Johnson, 14, from Denver, Colorado, began racing Quarter Midgets when he was five before making the move up to a Pro Late Model this season. Teamed up with E33 Motorsports, a development program for NASCAR Cup Series team Rick Ware Racing, Johnson has two top-10 finishes in the Carolina Pro Late Model Series this season – with his best effort being an eighth place run at Virginia’s Franklin County Speedway.
So far, the primary goal for Johnson has been learning the cars, tracks, competition, and tire conservation.
“The big thing so far has been learning with new competition and new people, just trying to see who to be around, who’s your teammate, who to stay away from, and mainly just the tracks,” Johnson said. “Big difference between Quarter Midget tracks and Pro Late Model tracks. Definitely the tires too, and with the shortages, it’s been hard to kind of adapt to a new car, but it’s still been a really fun experience.”
The Pro Late Models, which are different from the Limited Late Models that typically run at Goodyear All American Speedway, feature a purpose built straight-rail chassis. The Carolina Pro Late Models weigh less than the Limited Late Models, run crate engines, have more brake, and more rear adjustment which should help the drivers conserve tires during the course of the 100-lap race.
Tire conservation will still be key on Saturday and it’s already something Johnson is focusing on.

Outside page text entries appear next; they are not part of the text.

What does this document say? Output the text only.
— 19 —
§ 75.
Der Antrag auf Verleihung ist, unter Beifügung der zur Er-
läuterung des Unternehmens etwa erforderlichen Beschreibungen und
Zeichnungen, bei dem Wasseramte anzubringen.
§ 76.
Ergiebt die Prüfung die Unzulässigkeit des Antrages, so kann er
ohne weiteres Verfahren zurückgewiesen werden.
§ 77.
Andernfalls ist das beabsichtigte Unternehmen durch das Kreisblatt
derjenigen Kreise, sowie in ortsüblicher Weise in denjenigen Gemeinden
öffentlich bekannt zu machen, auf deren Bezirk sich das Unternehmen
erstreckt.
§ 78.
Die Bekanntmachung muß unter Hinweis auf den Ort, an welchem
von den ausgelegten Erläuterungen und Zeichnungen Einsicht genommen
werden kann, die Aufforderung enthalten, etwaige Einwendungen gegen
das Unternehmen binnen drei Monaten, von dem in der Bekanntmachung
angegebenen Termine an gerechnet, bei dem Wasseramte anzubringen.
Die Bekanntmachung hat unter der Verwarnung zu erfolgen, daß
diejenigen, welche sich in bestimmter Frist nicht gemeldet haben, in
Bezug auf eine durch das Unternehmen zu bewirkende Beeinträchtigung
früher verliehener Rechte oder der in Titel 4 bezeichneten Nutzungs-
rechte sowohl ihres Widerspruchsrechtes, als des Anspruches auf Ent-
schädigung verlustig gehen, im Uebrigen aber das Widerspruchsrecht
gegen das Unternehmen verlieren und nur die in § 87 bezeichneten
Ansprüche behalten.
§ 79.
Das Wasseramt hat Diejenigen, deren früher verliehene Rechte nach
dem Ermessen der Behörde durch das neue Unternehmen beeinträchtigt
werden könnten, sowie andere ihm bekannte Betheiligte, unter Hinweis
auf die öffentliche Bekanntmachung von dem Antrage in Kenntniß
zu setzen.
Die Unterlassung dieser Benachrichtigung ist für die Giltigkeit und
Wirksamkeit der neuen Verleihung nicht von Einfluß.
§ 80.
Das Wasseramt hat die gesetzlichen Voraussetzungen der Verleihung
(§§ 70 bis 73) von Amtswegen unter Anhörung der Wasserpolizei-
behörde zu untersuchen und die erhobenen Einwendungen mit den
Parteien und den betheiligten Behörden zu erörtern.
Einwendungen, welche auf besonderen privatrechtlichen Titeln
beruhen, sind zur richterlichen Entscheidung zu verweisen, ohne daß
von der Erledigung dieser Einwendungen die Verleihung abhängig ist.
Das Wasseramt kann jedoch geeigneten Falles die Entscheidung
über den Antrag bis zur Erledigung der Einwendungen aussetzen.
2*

“I’ve been learning different lines on this track and using the lines to help the tires be good in the long runs, and not just eating them up the first 15 laps trying to get the lead,” Johnson commented. “From my standpoint, it’s tires to run the car on. As long as we’re still out here racing, I’m having fun and the crew’s having fun.”
Being affiliated with Rick Ware Racing has allowed Johnson to lean on other drivers, such as NASCAR driver Garrett Smithley, for advice and learn more about the sport.
“Being around ARCA Drivers and being at NASCAR races, seeing what the mentality is for Rick Ware’s drivers and the team has been helpful for the long run,” Johnson stated. “In my future goals of going to NASCAR, it’s heen helpful to see how close it is to Pro Late Models. [Garrett Smithley] has been at a couple races and been a really good coach, so I’ve been trying to learn from him for tracks that he’s been to.”
On Saturday night, Johnson’s goal is to score another top-10 finish at a track that none of the series regulars have competed at.
“It’s going to be a level playing field for everyone since this is a generally new track that nobody’s really been to,” Johnson explained. “I feel like we definitely have a greater chance knowing nobody else has been to this track. We’ve had a really strong run this year and, with this team and these cars, I feel like we’re due for another top-10 finish.”
Johnson enters Saturday’s race seventh in Carolina Pro Late Model Series points.
Along with the Pro Late Models, Saturday’s Carolina 250 will also feature the Atlantic Turfscapes Super Truck Series, Carolina Crate Modified Series, Champ Karts, and Mini Stocks. Tickets are available at the gate on race day for $15 for adults, $12 for seniors and military with ID, $5 for kids ages 6-12, while kids five (5) and under are free. Trackside parking is also available.